Raaj Kapur Brar runs various online fashion magazines, and like many other publishers, wanted to get new fans and drive traffic to his sites.
However, according to Brar, Facebook delivered thousands of fake likes and clicks. This isn’t the first time that such claims have been made.
According to the social network’s recent report, 0.4 to 1.2 percent of worldwide monthly active users are spammers. This includes fake accounts, and means nearly 15 million accounts on the high end.
Brar saw promise with Facebook Ads back in 2012 when he ran a small beta test after being trained at Facebook’s Toronto office.
Soon, he’d launch a major campaign, which he says was closely monitored with Bitly and Google Analytics.
Here’s where things allegedly went wrong:
“Facebook’s analytics said the campaign sent him five times the number of clicks he was seeing arrive on his sites. There was a reasonable discrepancy between the Bitly and Google numbers, Brar says, but not the five-fold margin between Google’s and Facebook’s click counts.”

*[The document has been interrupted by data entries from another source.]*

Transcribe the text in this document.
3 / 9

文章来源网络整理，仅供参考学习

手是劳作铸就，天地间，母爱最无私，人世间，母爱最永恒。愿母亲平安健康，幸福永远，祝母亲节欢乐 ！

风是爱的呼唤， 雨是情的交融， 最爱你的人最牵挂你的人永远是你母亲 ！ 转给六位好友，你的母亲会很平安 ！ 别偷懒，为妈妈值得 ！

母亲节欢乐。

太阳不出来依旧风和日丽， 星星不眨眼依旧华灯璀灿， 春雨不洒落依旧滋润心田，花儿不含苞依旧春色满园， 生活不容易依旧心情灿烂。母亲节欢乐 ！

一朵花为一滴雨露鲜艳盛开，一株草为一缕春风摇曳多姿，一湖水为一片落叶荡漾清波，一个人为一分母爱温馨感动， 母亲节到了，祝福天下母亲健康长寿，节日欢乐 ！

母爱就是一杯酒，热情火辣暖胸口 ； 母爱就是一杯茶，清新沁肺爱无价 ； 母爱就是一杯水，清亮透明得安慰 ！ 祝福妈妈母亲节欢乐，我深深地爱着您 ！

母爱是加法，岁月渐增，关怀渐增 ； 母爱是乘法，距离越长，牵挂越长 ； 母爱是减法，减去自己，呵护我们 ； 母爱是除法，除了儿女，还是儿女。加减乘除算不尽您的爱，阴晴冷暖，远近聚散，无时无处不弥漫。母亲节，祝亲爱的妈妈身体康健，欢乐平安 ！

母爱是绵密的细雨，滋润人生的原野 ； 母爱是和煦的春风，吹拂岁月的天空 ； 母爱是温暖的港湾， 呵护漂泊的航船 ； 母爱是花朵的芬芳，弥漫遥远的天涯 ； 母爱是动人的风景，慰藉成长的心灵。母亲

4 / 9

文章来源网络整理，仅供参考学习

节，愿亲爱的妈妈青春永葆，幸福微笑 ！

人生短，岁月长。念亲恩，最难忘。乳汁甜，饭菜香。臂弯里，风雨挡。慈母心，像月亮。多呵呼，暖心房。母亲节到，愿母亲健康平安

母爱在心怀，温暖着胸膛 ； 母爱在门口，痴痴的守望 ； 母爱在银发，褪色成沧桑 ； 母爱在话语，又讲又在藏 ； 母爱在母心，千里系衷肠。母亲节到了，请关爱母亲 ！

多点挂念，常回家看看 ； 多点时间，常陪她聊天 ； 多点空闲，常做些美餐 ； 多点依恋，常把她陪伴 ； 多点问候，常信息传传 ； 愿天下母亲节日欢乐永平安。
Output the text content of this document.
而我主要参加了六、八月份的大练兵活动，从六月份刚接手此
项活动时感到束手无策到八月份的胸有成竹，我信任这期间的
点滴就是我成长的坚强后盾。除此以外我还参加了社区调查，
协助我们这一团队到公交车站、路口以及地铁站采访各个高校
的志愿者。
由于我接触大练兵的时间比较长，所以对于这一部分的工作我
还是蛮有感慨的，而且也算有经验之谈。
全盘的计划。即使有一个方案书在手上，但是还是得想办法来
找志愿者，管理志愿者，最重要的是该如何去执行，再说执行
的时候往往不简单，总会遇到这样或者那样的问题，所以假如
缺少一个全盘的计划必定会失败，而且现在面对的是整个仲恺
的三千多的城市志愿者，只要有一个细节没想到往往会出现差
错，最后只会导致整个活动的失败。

According to Brar, Facebook said it delivered 606,000 clicks to his websites, but he only actually saw 160,000 clicks.
Brar stuck with the campaign, setting a budget of up to $ 100,000 per day, and eventually called it quits:
“I don’t know what to say, right? This is a huge loss. This ran for four days, then we just stopped the campaign.”
Combined with other efforts, he claims he spent around $ 640,000 on Facebook Ads.
While it’s possible that Brar’s claims of Facebook delivering fake likes and clicks are true, the fact remains that the campaign ran for several days with a huge budget behind it.
Brar allowed the campaign to keep running, and the money to be put behind it.
Through it all, Business Insider makes an important distinction:
“Nonetheless, a badly targeted campaign can generate huge numbers of fake fans and bogus likes. This appears to be what happened to Brar.”
In a way, advertising is a more sophisticated version of gambling. You put money in, and expect a return.
Unfortunately, many never see a return on that money, and are left with nothing to show for their effort.
Brar’s case is a reminder for all businesses to start off small with the most effective strategies in place than to go all in on red.